UCL Faculty of Medical Sciences


Claire's story

Claire was referred to UCLH's CAR T-cell therapy trial after a difficult experience with a bone marrow transplant. She says it saved her life.

Claire, 51

1 February 2023

Initially, Claire didn’t realise back pain could be a symptom of leukaemia. But the pain got worse, and she was constantly feeling tired.

In June 2015, after hospital tests revealed compression fractures in her spine, Claire's leukaemia was diagnosed. She began chemotherapy within days. Following this, she also underwent a bone marrow transplant. It was a difficult time. 

"It was horrible, I'll be honest," she says. "It was the most horrible thing I’ve ever had to do."

Although unpleasant, the treatment initially worked, and Claire was in remission. However, in 2019, the back pain returned. She went for blood tests and an MRI scan: "I came out and there was a message from my consultant, saying to phone her straight away. I did, and she just said 'I'm so sorry, you've got to go in tonight'. So I got home from hospital, I packed a case, and they said 'you've relapsed, it's back' – which was not very nice, but it happens, unfortunately."

Claire started another course of chemotherapy. But her consultant had heard about the CAR T-cell therapy trial running at UCLH. 

Tests for the trial were extensive. As Claire says, "I went up to London and had 23 tubes of blood taken, a biopsy and all sorts", but her results came back and she was able to begin therapy.

She explains the details: "I had six days of what they call conditioning chemo which killed everything off ready for the [CAR T-] cells. Then the first infusion is 100 million cells, which is just a little bag. Then they monitor you really closely to make sure you're not having bad effects or a bad reaction, and after nine days they gave me the other 400 million cells, and then two weeks after that, they said I could go home.

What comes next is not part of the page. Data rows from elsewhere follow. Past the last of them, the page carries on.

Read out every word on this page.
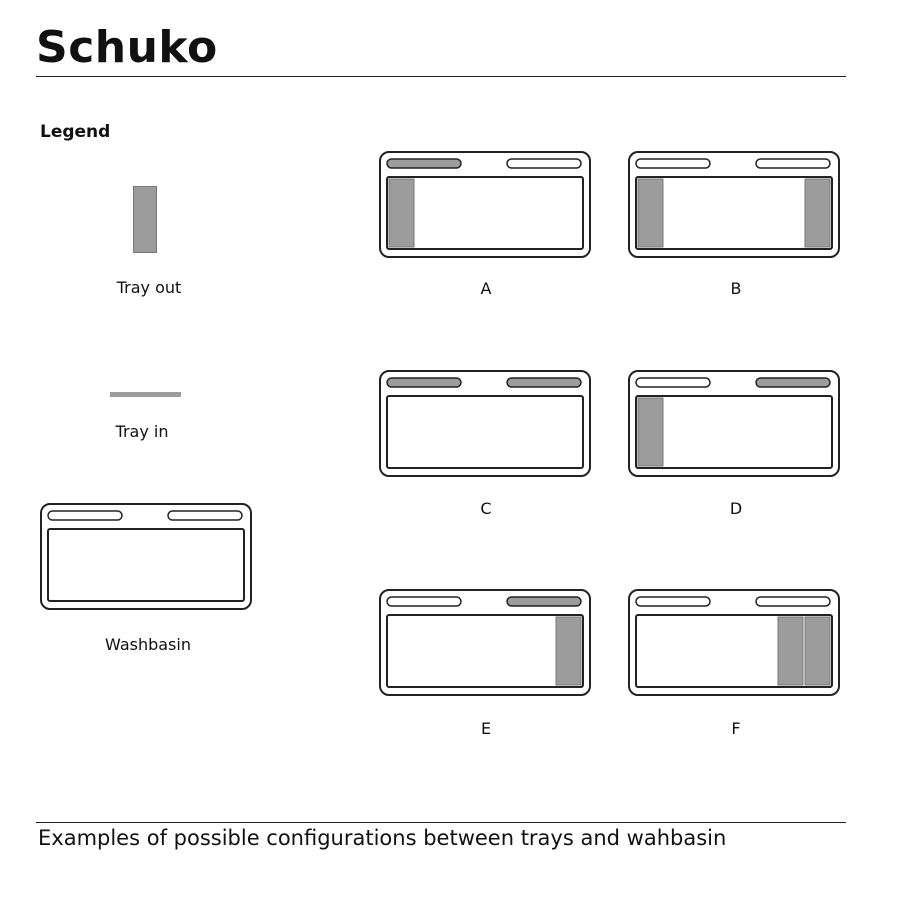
Schuko
Legend
Tray out
Tray in
Washbasin
A	B
C	D
E	F
Examples of possible configurations between trays and wahbasin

"I got discharged on the Thursday, and had to go back on the Monday. And I think there was 'NED', which means 'no evidence of disease'." Claire returned to London once a month to be monitored, but she was, and still is, in remission

For Claire, CAR T-cell therapy was much easier than her bone marrow transplant. 

"I met a lady in the waiting room when I was going for a check-up, and she was being admitted that day. I said 'don't worry about it, it sounds horrible, but in my experience, it really wasn't'. 

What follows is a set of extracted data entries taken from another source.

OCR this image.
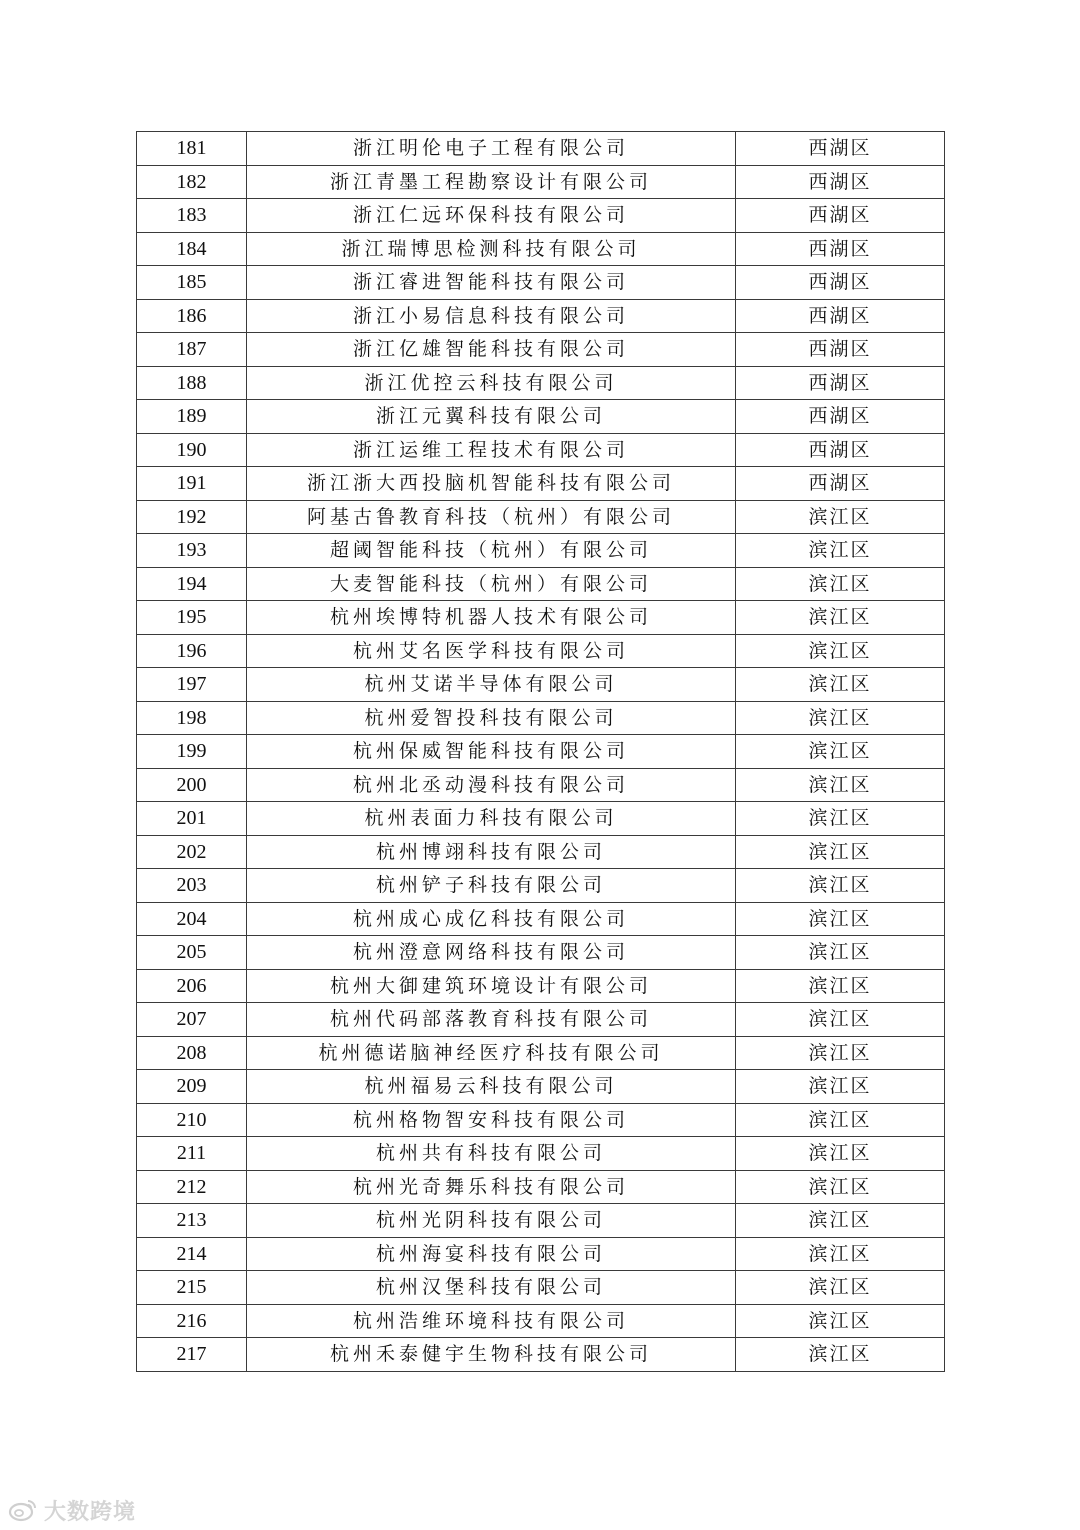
181	浙江明伦电子工程有限公司	西湖区
182	浙江青墨工程勘察设计有限公司	西湖区
183	浙江仁远环保科技有限公司	西湖区
184	浙江瑞博思检测科技有限公司	西湖区
185	浙江睿进智能科技有限公司	西湖区
186	浙江小易信息科技有限公司	西湖区
187	浙江亿雄智能科技有限公司	西湖区
188	浙江优控云科技有限公司	西湖区
189	浙江元翼科技有限公司	西湖区
190	浙江运维工程技术有限公司	西湖区
191	浙江浙大西投脑机智能科技有限公司	西湖区
192	阿基古鲁教育科技（杭州）有限公司	滨江区
193	超阈智能科技（杭州）有限公司	滨江区
194	大麦智能科技（杭州）有限公司	滨江区
195	杭州埃博特机器人技术有限公司	滨江区
196	杭州艾名医学科技有限公司	滨江区
197	杭州艾诺半导体有限公司	滨江区
198	杭州爱智投科技有限公司	滨江区
199	杭州保威智能科技有限公司	滨江区
200	杭州北丞动漫科技有限公司	滨江区
201	杭州表面力科技有限公司	滨江区
202	杭州博翊科技有限公司	滨江区
203	杭州铲子科技有限公司	滨江区
204	杭州成心成亿科技有限公司	滨江区
205	杭州澄意网络科技有限公司	滨江区
206	杭州大御建筑环境设计有限公司	滨江区
207	杭州代码部落教育科技有限公司	滨江区
208	杭州德诺脑神经医疗科技有限公司	滨江区
209	杭州福易云科技有限公司	滨江区
210	杭州格物智安科技有限公司	滨江区
211	杭州共有科技有限公司	滨江区
212	杭州光奇舞乐科技有限公司	滨江区
213	杭州光阴科技有限公司	滨江区
214	杭州海宴科技有限公司	滨江区
215	杭州汉堡科技有限公司	滨江区
216	杭州浩维环境科技有限公司	滨江区
217	杭州禾泰健宇生物科技有限公司	滨江区
大数跨境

"It's difficult, some people will have side effects. I know someone else who had CAR-T who went into intensive care for a few days. But I think me being there cheered this lady up because, apart from having no hair, I looked fairly normal I suppose! I said 'no, I've had it, I was in for five weeks and I was back home again'." 

Claire was happy to share her story to reassure future patients: "UCLH and the CAR-T trial saved my life. In 2019, I could barely walk from the pain. It's nice to be able to give something back."